De nos jours, il n’est pas facile d’être un professionnel de la fonction publique. Il suffit de penser au récent mandat de retour au bureau de quatre jours par semaine imposé aux travailleuses et travailleurs fédéraux, décrété sans consultation syndicale, en pleine négociation avec plusieurs unités, et alors même que les conditions d’emploi sont censées être gelées. C’est tout un affront, et nos membres s’attendent à ce que nous nous opposions à ce mandat irréfléchi et malavisé avec la plus grande fermeté.
Comment un mandat de quatre jours peut-il fonctionner? Celui de trois jours démontre déjà clairement qu’il n’y a pas assez d’espace, les travailleuses et les travailleurs ayant du mal à trouver un bureau.
Mais encore faut-il qu’ils réussissent d’abord à se rendre à leur lieu de travail. À Ottawa, c’est toute la fonction publique qui est en proie aux déboires des transports en commun, les forçant à des déplacements souvent cauchemardesques.
Tout cela est imposé au beau milieu d’une vague de licenciements et de coupes budgétaires dans la fonction publique, générant stress et anxiété chez des travailleuses et travailleurs déjà aux prises avec la hausse du coût de la vie et un employeur qui leur manque de respect, luttant contre le recours excessif aux sous-traitants et à une intelligence artificielle menaçant de leur arracher leur emploi, et contre un gouvernement qui sert les intérêts des entreprises plutôt que le public qu’il représente.
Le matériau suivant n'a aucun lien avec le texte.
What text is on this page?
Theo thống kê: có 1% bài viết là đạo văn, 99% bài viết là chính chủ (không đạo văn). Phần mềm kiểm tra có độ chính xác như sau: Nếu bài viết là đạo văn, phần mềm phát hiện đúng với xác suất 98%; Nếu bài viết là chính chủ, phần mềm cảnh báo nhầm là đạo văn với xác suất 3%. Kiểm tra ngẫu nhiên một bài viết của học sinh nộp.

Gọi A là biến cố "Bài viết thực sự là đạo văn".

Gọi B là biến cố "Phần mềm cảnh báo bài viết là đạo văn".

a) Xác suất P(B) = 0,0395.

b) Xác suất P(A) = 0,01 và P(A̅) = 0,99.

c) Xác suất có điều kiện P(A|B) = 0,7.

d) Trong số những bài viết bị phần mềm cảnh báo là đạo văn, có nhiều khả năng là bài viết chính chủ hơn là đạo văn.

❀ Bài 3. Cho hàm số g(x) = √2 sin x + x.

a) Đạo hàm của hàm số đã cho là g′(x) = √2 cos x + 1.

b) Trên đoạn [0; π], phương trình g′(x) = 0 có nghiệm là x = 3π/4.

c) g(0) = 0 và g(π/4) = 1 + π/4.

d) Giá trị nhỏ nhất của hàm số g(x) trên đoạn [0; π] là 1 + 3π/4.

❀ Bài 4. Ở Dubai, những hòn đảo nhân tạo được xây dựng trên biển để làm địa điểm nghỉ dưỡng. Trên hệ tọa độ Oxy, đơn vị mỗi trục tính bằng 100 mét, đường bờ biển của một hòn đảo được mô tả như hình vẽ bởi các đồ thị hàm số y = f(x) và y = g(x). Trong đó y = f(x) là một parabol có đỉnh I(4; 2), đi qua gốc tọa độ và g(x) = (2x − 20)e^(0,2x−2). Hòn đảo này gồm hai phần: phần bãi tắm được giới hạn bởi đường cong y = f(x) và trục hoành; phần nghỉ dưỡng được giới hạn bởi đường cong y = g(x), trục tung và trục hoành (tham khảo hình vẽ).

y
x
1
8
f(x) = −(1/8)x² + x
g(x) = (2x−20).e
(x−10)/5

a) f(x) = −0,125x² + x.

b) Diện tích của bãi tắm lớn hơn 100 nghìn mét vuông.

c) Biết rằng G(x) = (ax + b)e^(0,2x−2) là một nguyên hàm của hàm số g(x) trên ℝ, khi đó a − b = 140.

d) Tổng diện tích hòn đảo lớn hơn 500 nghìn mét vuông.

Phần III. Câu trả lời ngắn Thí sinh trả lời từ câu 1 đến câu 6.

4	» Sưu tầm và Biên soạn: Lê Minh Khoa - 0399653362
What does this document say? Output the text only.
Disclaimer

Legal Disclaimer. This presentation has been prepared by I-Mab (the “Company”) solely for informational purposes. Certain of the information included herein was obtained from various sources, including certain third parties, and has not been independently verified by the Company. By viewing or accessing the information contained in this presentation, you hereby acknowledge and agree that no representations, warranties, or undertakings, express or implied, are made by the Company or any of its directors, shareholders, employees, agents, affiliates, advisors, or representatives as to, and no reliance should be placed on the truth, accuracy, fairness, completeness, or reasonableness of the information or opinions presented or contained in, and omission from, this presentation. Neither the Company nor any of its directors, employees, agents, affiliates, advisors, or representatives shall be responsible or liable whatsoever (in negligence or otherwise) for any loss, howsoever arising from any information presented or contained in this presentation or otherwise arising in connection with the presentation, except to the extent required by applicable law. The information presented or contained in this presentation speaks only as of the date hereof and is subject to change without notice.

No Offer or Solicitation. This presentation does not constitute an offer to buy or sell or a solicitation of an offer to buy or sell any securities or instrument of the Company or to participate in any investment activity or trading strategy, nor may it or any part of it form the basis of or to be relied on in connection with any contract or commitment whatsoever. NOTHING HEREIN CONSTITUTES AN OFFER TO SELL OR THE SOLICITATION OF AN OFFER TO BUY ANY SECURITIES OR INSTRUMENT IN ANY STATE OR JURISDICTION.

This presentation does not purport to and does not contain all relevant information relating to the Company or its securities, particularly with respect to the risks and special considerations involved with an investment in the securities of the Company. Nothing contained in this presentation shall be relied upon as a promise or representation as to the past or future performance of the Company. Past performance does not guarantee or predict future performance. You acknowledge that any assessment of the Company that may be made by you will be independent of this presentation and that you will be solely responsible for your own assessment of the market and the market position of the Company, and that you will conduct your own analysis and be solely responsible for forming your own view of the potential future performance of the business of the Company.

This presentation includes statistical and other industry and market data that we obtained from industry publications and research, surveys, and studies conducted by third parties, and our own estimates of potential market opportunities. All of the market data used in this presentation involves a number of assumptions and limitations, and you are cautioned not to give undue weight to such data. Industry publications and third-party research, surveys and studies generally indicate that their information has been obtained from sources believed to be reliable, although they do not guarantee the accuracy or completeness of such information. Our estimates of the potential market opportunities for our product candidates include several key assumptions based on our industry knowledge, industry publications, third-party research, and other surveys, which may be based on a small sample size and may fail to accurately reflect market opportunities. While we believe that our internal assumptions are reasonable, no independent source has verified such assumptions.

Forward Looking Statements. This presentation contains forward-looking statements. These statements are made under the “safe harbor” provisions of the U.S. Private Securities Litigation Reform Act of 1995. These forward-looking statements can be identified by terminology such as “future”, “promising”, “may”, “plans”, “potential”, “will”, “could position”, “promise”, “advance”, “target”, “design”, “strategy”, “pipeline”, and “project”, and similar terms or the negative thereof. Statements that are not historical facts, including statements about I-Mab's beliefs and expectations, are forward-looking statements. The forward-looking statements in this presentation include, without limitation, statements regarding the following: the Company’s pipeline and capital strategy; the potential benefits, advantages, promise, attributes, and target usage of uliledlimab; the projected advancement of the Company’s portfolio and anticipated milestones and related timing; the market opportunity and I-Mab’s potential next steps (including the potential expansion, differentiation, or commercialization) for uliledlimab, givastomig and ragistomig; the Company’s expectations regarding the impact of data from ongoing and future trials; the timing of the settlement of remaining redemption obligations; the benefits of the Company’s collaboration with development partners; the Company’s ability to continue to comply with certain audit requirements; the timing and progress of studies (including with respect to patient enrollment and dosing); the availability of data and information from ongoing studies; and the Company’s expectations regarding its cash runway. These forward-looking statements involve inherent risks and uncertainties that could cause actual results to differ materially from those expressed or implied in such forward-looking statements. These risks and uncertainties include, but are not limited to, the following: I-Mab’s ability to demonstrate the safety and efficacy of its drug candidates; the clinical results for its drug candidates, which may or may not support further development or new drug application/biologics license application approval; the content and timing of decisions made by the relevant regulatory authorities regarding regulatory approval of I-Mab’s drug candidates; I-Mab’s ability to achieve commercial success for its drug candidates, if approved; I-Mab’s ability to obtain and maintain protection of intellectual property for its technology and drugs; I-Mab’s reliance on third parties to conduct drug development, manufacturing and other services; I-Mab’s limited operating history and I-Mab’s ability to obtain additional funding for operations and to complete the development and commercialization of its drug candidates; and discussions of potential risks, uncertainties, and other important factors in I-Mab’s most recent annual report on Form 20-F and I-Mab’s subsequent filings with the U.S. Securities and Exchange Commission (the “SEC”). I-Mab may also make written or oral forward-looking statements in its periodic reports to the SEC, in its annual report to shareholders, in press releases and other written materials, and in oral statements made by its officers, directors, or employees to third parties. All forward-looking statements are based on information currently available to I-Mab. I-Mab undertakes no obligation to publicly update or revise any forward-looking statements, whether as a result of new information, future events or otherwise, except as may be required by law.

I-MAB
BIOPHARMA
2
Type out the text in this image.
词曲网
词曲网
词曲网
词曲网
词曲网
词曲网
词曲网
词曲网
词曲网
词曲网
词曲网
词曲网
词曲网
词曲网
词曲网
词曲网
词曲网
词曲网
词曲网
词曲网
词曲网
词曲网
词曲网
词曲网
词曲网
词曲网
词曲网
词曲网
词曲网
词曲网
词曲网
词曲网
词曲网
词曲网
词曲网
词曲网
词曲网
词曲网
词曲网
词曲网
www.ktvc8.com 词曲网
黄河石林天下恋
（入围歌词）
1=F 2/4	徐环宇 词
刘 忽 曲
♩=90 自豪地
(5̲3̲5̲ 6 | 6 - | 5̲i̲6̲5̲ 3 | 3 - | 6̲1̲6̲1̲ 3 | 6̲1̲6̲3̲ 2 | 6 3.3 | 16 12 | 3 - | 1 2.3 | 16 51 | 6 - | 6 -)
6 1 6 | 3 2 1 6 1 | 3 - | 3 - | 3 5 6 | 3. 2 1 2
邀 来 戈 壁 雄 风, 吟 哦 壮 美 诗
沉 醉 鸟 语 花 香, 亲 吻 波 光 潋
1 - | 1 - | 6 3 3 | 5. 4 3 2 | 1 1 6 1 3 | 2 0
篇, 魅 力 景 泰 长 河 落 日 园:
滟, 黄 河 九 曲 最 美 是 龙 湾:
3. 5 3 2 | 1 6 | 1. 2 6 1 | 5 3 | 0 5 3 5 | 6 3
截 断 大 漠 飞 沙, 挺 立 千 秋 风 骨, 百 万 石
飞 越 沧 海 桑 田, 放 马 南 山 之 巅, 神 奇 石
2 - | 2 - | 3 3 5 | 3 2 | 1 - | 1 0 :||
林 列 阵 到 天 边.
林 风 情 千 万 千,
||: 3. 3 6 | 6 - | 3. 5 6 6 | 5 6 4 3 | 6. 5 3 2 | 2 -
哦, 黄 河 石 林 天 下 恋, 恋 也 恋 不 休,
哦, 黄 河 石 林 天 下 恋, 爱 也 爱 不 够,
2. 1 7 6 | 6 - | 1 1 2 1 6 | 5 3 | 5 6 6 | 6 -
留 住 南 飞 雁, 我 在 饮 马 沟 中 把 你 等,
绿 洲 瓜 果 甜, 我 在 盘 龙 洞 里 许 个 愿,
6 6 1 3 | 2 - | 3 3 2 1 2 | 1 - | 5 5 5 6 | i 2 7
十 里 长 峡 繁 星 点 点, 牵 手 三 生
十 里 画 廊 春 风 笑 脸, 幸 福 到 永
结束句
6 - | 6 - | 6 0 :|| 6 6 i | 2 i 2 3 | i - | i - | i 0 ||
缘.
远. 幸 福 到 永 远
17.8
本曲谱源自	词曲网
Oui, les temps sont durs pour les fonctionnaires. C’est difficile, mais nous persévérons, et continuons à travailler parce que nous sommes de fiers fonctionnaires animés d’un sens du devoir et du service envers les Canadiennes et les Canadiens. Nous sommes des professionnels et nous croyons que le travail que nous faisons améliore la vie de nos semblables. Les décisions et les agissements de notre employeur mettent en péril cette loyauté et ces valeurs, et nos membres frustrés. Ils sont frustrés, blessés, en colère, et se tournent vers le syndicat pour obtenir de l’aide. Ils nous demandent de les aider à accéder raisonnablement au télétravail, de les protéger contre la sous-traitance et l’intelligence artificielle. Ils demandent la sécurité, car personne ne veut vivre dans la crainte de perdre son emploi. Ils veulent être protégés contre le harcèlement sur le lieu de travail – tous les types de harcèlement – et ils veulent que ces protections, y compris celles liées au réaménagement des effectifs, soient enchâssées dans la convention collective afin qu’elles ne puissent pas être supprimées arbitrairement. Nos membres veulent un employeur qui soutient leur développement de carrière et leur offre la formation nécessaire pour exceller et progresser. Ils veulent un employeur qui prend au sérieux leur santé et leur sécurité sur le lieu de travail, qui reconnaît leurs contributions et qui leur témoigne sa reconnaissance en leur versant des salaires équivalents à ceux des autres professionnels des secteurs public et privé. Nos membres demandent à l’équipe de négociation de se battre pour ces objectifs et c’est bien là notre mission.
Nous savons que si nous travaillons ensemble de bonne foi, nous pouvons négocier une convention collective équitable et progressiste. Les progrès que nous avons accomplis jusqu’à présent en témoignent – les efforts que le groupe TI et l’employeur ont déployés conjointement pour assurer le succès de la mise en œuvre du Fonds de formation de la collectivité des TI sont un bon exemple de ce que notre collaboration, empreinte de confiance et de respect, peut permettre de réaliser. C’est la promesse que nous vous faisons : négocier au nom de nos membres afin d’obtenir la meilleure convention collective possible en négociant avec vous en toute bonne foi, dans le respect et l’équité. Nous vous remercions de votre travail acharné et de votre engagement à parvenir à une entente avec le groupe TI.